Halbuki Kılıçdaroğlu ve diğer siyasetçiler de biliyor olmalı.
Ekonomisini düzeltmek, dünyayla, özellikle de mülteci meselesi yüzünden Merkel gibi güçlü bir liderin bile siyasetten tasfiye edildiği Avrupa ile iyi ilişkiler kurmak isteyen bir iktidar Kılıçdaroğlu’nun vaat ettiğini yapamaz.
Mültecileri topluca otobüsle doldurup güvensiz bir ülkeye göndermenin adı tehcir olur, tarihe de bir ayıp olarak geçer.
Ama mültecilerin Türkiye’deki güvencesi de artık ne hukuk devleti ne de halkın ensarlığı.
Mültecilerin tek güvencesi Erdoğan’ın kendi partisi ve tabanına rağmen sürdürdüğü İslami iyi niyeti ve tabii Avrupa’nin Türkiye’de olan bitenlere artık çok fazla ses çıkarmamasına neden olan meşhur Geri Kabul Anlaşması.
Erdoğan’ı her şeye rağmen desteklemeye devam eden İslamcıların son tutundukları dal da mülteci meselesindeki tavır.
Ümmetin maslahatı parantezine mültecileri koyup, dinen ve ahlaken Erdoğan’ı desteklemeyi meşrulaştırabiliyorlar.
Seçimlerde insanları iktidar için oy vermeye mültecileri göstererek davet ediyorlar.
Ama uzun süredir bu ahlaki üstünlüğü, ülkedeki neredeyse bütün alanlardaki haksızlıklar, adaletsizlikler ve kötü yönetimin üzerini kapatan bir şal gibi kullanıyorlar.
Çünkü Türkiye’de ümmetin sadece Suriyeli ve Afgan evlatları yaşamıyor.
Türkiye’de bir de ümmetin 80 milyon Türkiyeli evladı yaşıyor.
İslamcılar, tarikatlar ve cemaatler unutsa da bu 80 milyon insan da ümmet. Onların da maslahatları gözetilmek zorunda.

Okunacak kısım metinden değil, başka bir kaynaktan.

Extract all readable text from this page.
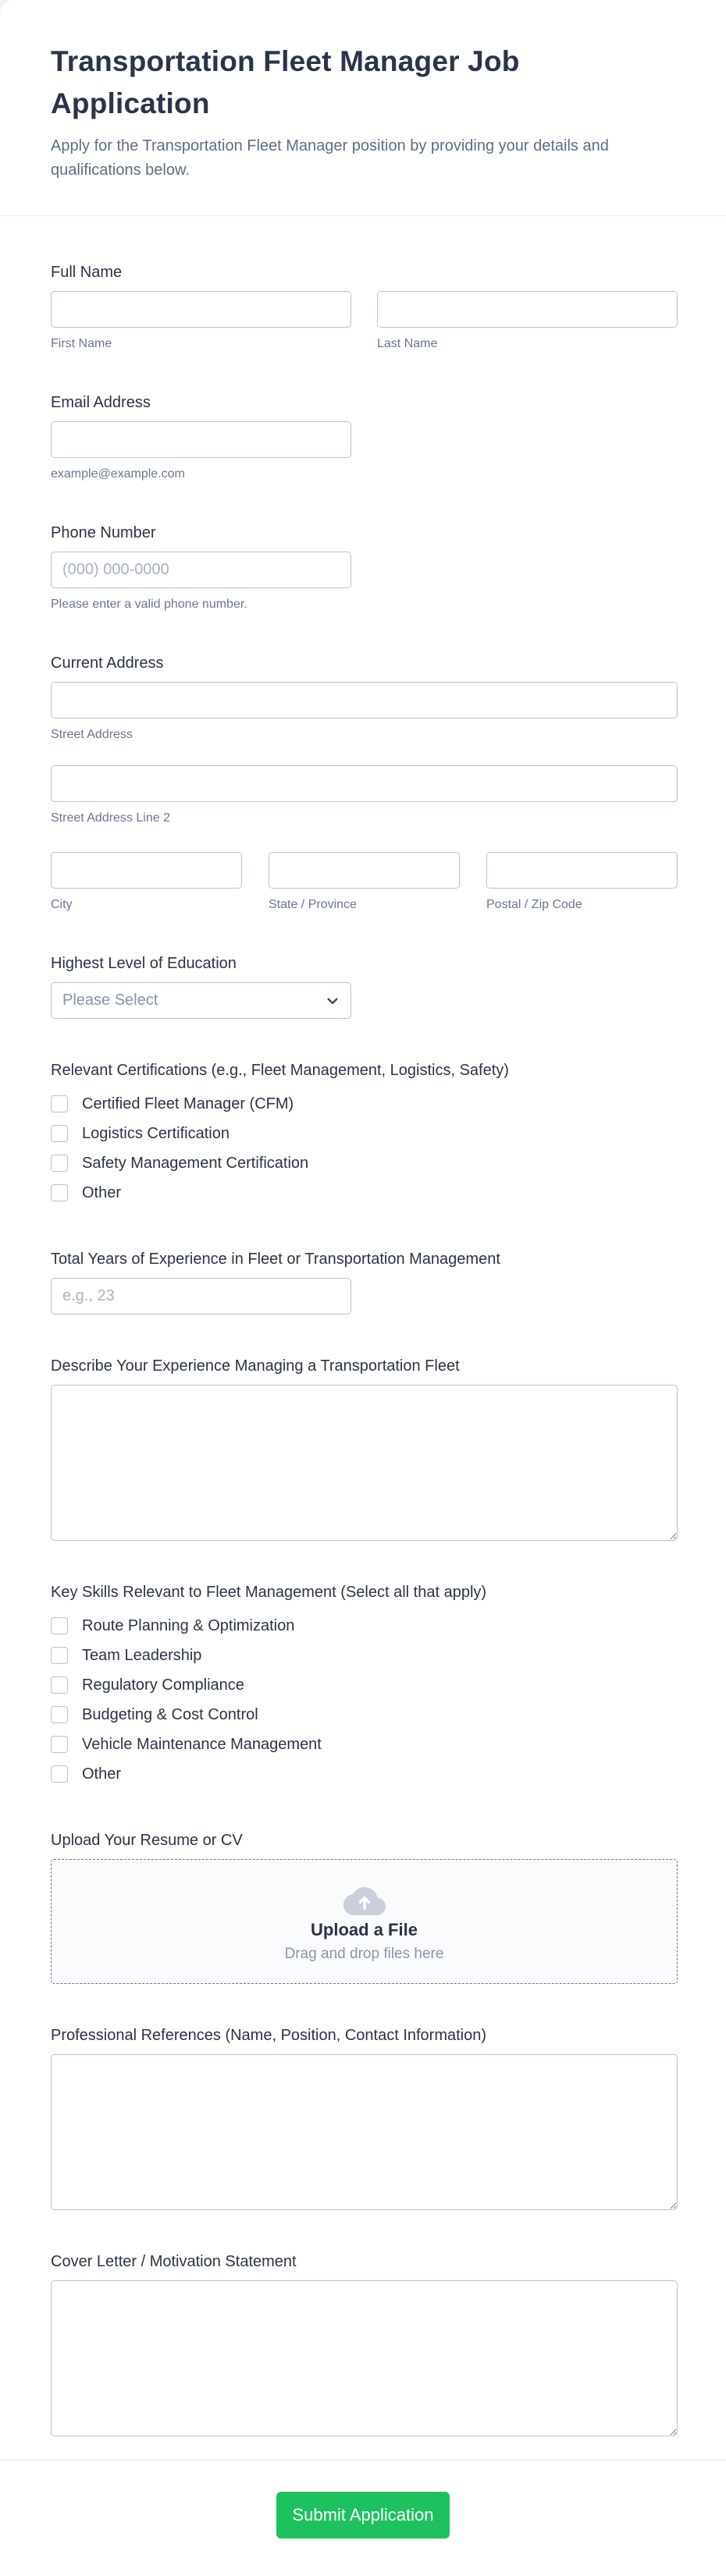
Transportation Fleet Manager Job Application

Apply for the Transportation Fleet Manager position by providing your details and qualifications below.

Full Name
First Name	Last Name
Email Address
example@example.com
Phone Number
(000) 000-0000
Please enter a valid phone number.
Current Address
Street Address
Street Address Line 2
City	State / Province	Postal / Zip Code
Highest Level of Education
Please Select
Relevant Certifications (e.g., Fleet Management, Logistics, Safety)
Certified Fleet Manager (CFM)
Logistics Certification
Safety Management Certification
Other
Total Years of Experience in Fleet or Transportation Management
e.g., 23
Describe Your Experience Managing a Transportation Fleet
Key Skills Relevant to Fleet Management (Select all that apply)
Route Planning & Optimization
Team Leadership
Regulatory Compliance
Budgeting & Cost Control
Vehicle Maintenance Management
Other
Upload Your Resume or CV
Upload a File
Drag and drop files here
Professional References (Name, Position, Contact Information)
Cover Letter / Motivation Statement
Submit Application
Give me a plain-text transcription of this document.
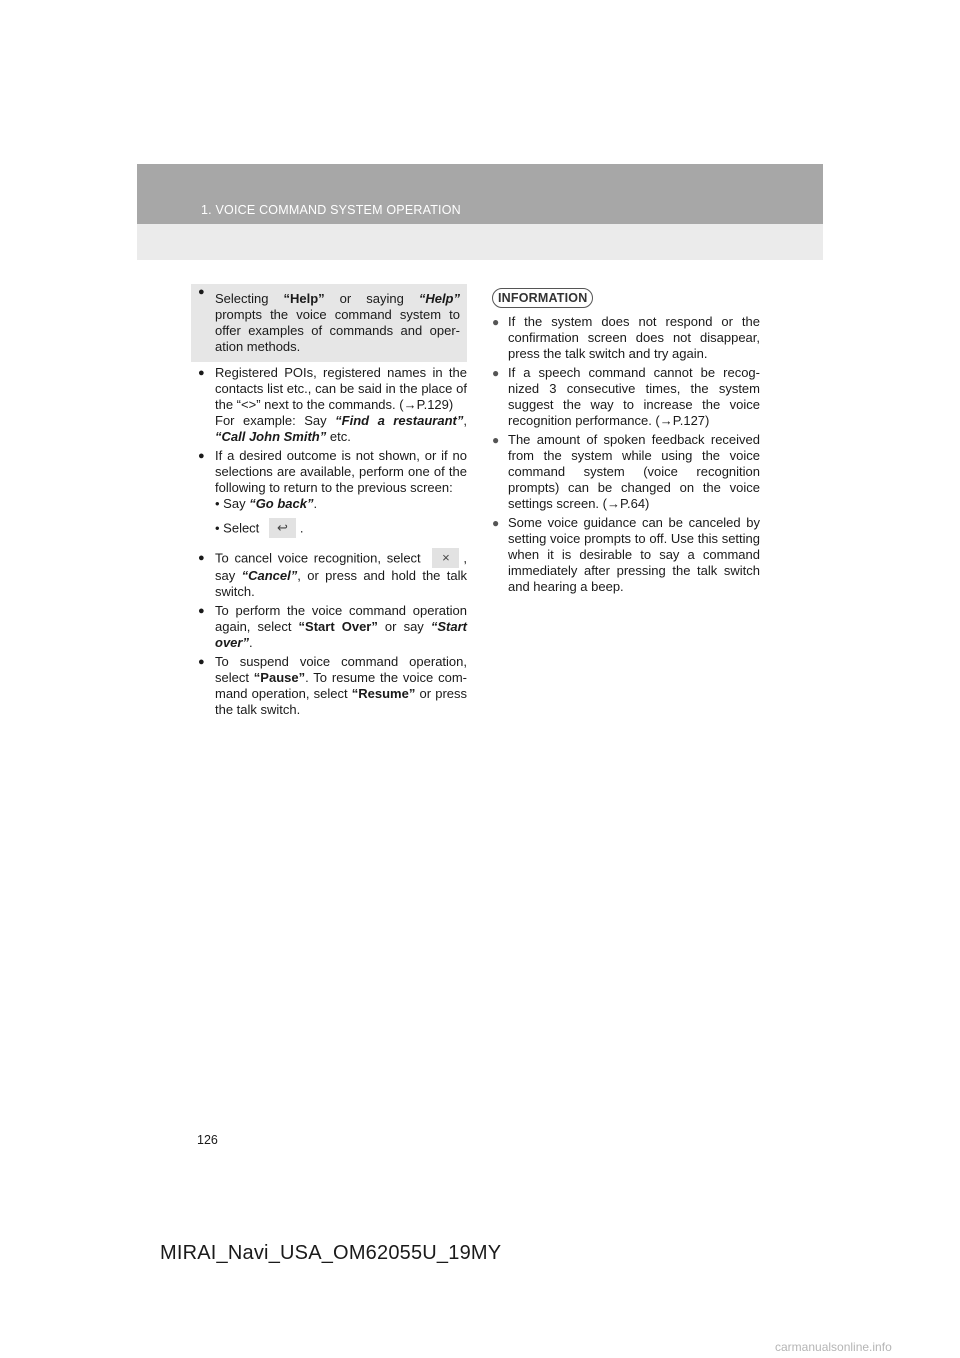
1. VOICE COMMAND SYSTEM OPERATION
● Selecting “Help” or saying “Help” prompts the voice command system to offer examples of commands and operation methods.
● Registered POIs, registered names in the contacts list etc., can be said in the place of the “<>” next to the commands. (→P.129)
For example: Say “Find a restaurant”, “Call John Smith” etc.
● If a desired outcome is not shown, or if no selections are available, perform one of the following to return to the previous screen:
• Say “Go back”.
• Select ↩ .
● To cancel voice recognition, select × , say “Cancel”, or press and hold the talk switch.
● To perform the voice command operation again, select “Start Over” or say “Start over”.
● To suspend voice command operation, select “Pause”. To resume the voice command operation, select “Resume” or press the talk switch.
INFORMATION
● If the system does not respond or the confirmation screen does not disappear, press the talk switch and try again.
● If a speech command cannot be recognized 3 consecutive times, the system suggest the way to increase the voice recognition performance. (→P.127)
● The amount of spoken feedback received from the system while using the voice command system (voice recognition prompts) can be changed on the voice settings screen. (→P.64)
● Some voice guidance can be canceled by setting voice prompts to off. Use this setting when it is desirable to say a command immediately after pressing the talk switch and hearing a beep.
126
MIRAI_Navi_USA_OM62055U_19MY
carmanualsonline.info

İki yıldır dünyanın en yüksek 5’inci gıda enflasyon oranıyla sofrasından kesen milyonlar da ümmetin evlatları.
Hapishanelerde, istinaf mahkemelerinde, Yargıtay’da hukukun kırıntısını bekleyen insanlar da ümmetin bir parçası.
Yoksulluk ve hukuksuzluklar yüzünden Ağrı’dan Meksika sınırına gidip ABD’ye kaçak girmeye çalışırken yakalanan, Meriç Nehri’nden geçerken boğulan, Bulgaristan’a kaçıp Almanya’ya sığınma planları yapan, Belarus sınırından Polonya’ya geçmek için sınırda bekleyen, TUS’a hazırlanmayıp, Almanca öğrenmeye çalışan, Türkiye’deki beyaz yakalı işlerini bırakıp Kanada’da basit işler yapan insanlar da bu ümmetin bir parçası.
Bu seçimlerin sonucu ne Gazze’yi, ne Kudüs’ü ne Saraybosna’yı etkileyecek ama Erzurum’u, Mersin’i, Ağrı’yı doğrudan etkileyecek.
Satın aldıkları vatandaşlıkla Dubai’de yaşayan ve cumhurbaşkanlığı seçiminde oy kullanan Kuveytli yeni TC vatandaşları, 75 yıllık demokrasisi olduğu için daha azıyla yetinmeyen Türkiye’deki muhalifleri eleştirmek için İngilizce makaleler yazan İslamcı Arap entelektüelleri de etkilemeyecek.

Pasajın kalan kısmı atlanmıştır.